Exploring the structural diversities and magnetic properties of copper(ii) and manganese(ii) complexes based on 5-methoxyisophthalate and flexible bis(imidazole) ligands†
Abstract
Six copper(II) and manganese(II) coordination polymers with 5-methoxyisophthalate (CH3O-ip) and three related flexible N-donor ancillary ligands, {[Cu3(CH3O-ip)2(bie)(OH)2]}n (1), {[Cu2(CH3O-ip)2(bib)2]·H2O}n (2), {[Cu(CH3O-ip)(bbb)(H2O)]·H2O}n (3), {[Mn3(CH3O-ip)4(H2O)2]·(H2-bie)·4H2O}n (4), {[Mn(CH3O-ip)(bib)]}n (5) and {[Mn(CH3O-ip)(bbb)]}n (6) [bie = 1,2-bis(imidazol-1′-yl)ethane; bib = 1,4-bis(imidazol-1-ylmethyl)benzene; bbb = 1,1′-(1,4-butanediyl)bis(benzimidazole)], have been synthesized under hydrothermal conditions. Complexes 1–6 were structurally characterized by elemental analysis, infrared (IR) spectra and X-ray single-crystal diffraction. Complex 1 exhibits a three-dimensional (3D) framework with a (3,4)-connected (5·8·9)(5·112)(5·83·112) topology.

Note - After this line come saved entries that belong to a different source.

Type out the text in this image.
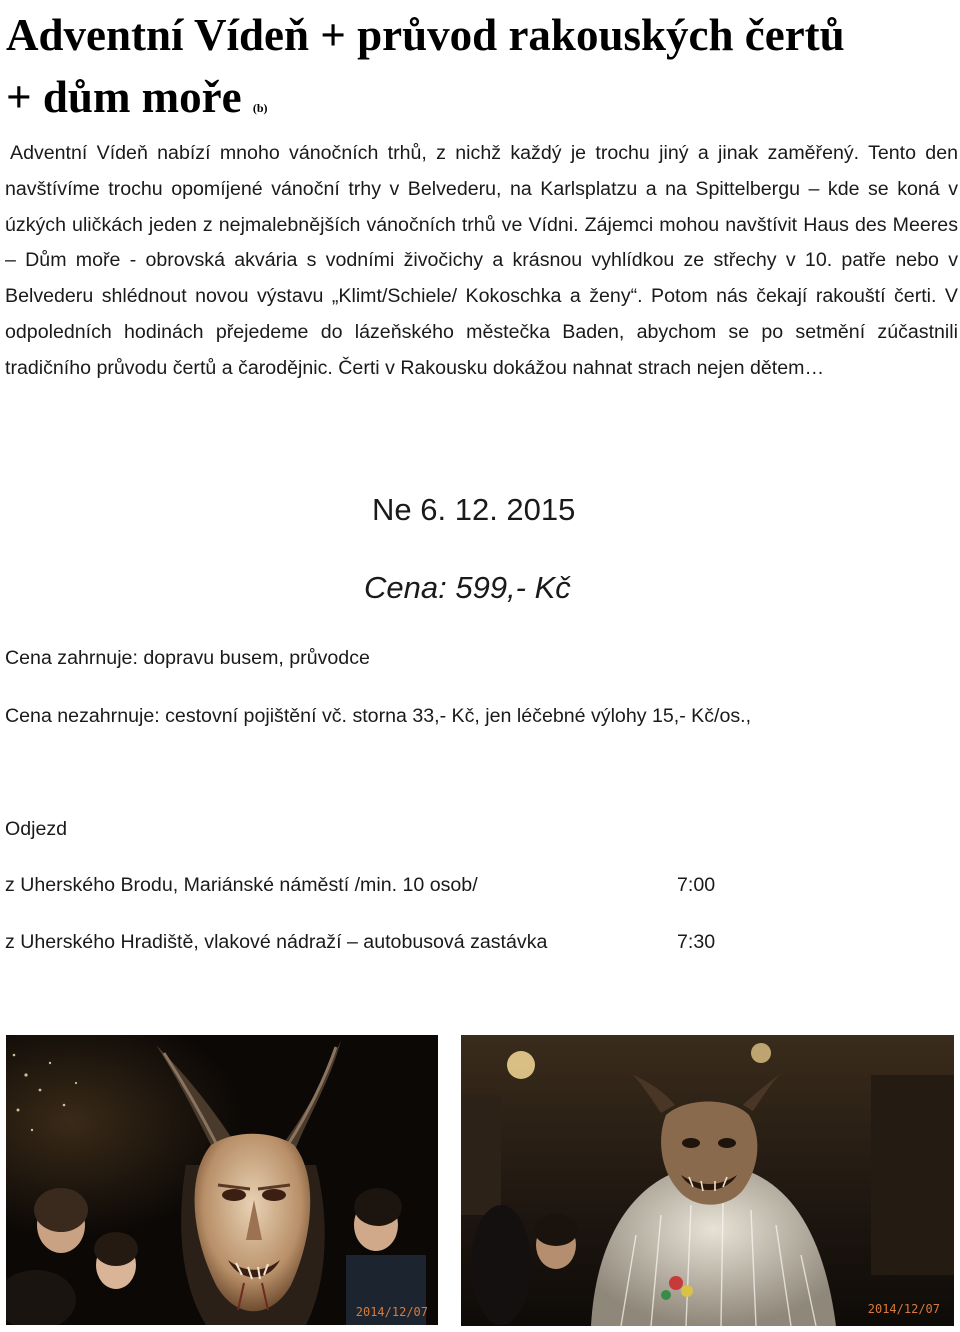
Adventní Vídeň + průvod rakouských čertů
+ dům moře (b)

Adventní Vídeň nabízí mnoho vánočních trhů, z nichž každý je trochu jiný a jinak zaměřený. Tento den navštívíme trochu opomíjené vánoční trhy v Belvederu, na Karlsplatzu a na Spittelbergu – kde se koná v úzkých uličkách jeden z nejmalebnějších vánočních trhů ve Vídni. Zájemci mohou navštívit Haus des Meeres – Dům moře - obrovská akvária s vodními živočichy a krásnou vyhlídkou ze střechy v 10. patře nebo v Belvederu shlédnout novou výstavu „Klimt/Schiele/ Kokoschka a ženy“. Potom nás čekají rakouští čerti. V odpoledních hodinách přejedeme do lázeňského městečka Baden, abychom se po setmění zúčastnili tradičního průvodu čertů a čarodějnic. Čerti v Rakousku dokážou nahnat strach nejen dětem…

Ne 6. 12. 2015
Cena: 599,- Kč
Cena zahrnuje: dopravu busem, průvodce
Cena nezahrnuje: cestovní pojištění vč. storna 33,- Kč, jen léčebné výlohy 15,- Kč/os.,
Odjezd
z Uherského Brodu, Mariánské náměstí /min. 10 osob/	7:00
z Uherského Hradiště, vlakové nádraží – autobusová zastávka	7:30
2014/12/07	2014/12/07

Complex 2 shows a two-dimensional (2D) layered structure with a (3,5)-connected (42·6)(42·67·8) topology and further stacks via hydrogen-bonding interactions to give a 3D supramolecular architecture. Complex 3 possesses a 1D chain and further stacks into a 2D supramolecular architecture via hydrogen-bonding interactions. Complex 4 is a 2D layered structure with a (4,4) topology and further stacks via hydrogen-bonding interactions to generate a 3D supramolecular architecture. Similar to 2, complex 5 displays a 2D layered structure with a (3,5)-connected (42·6)(42·67·8) topology. Complex 6 features a 3D structure with a (3,5)-connected (4·6·8)(4·64·85) topology. Thermogravimetric properties and magnetic properties of 1–6 were also investigated.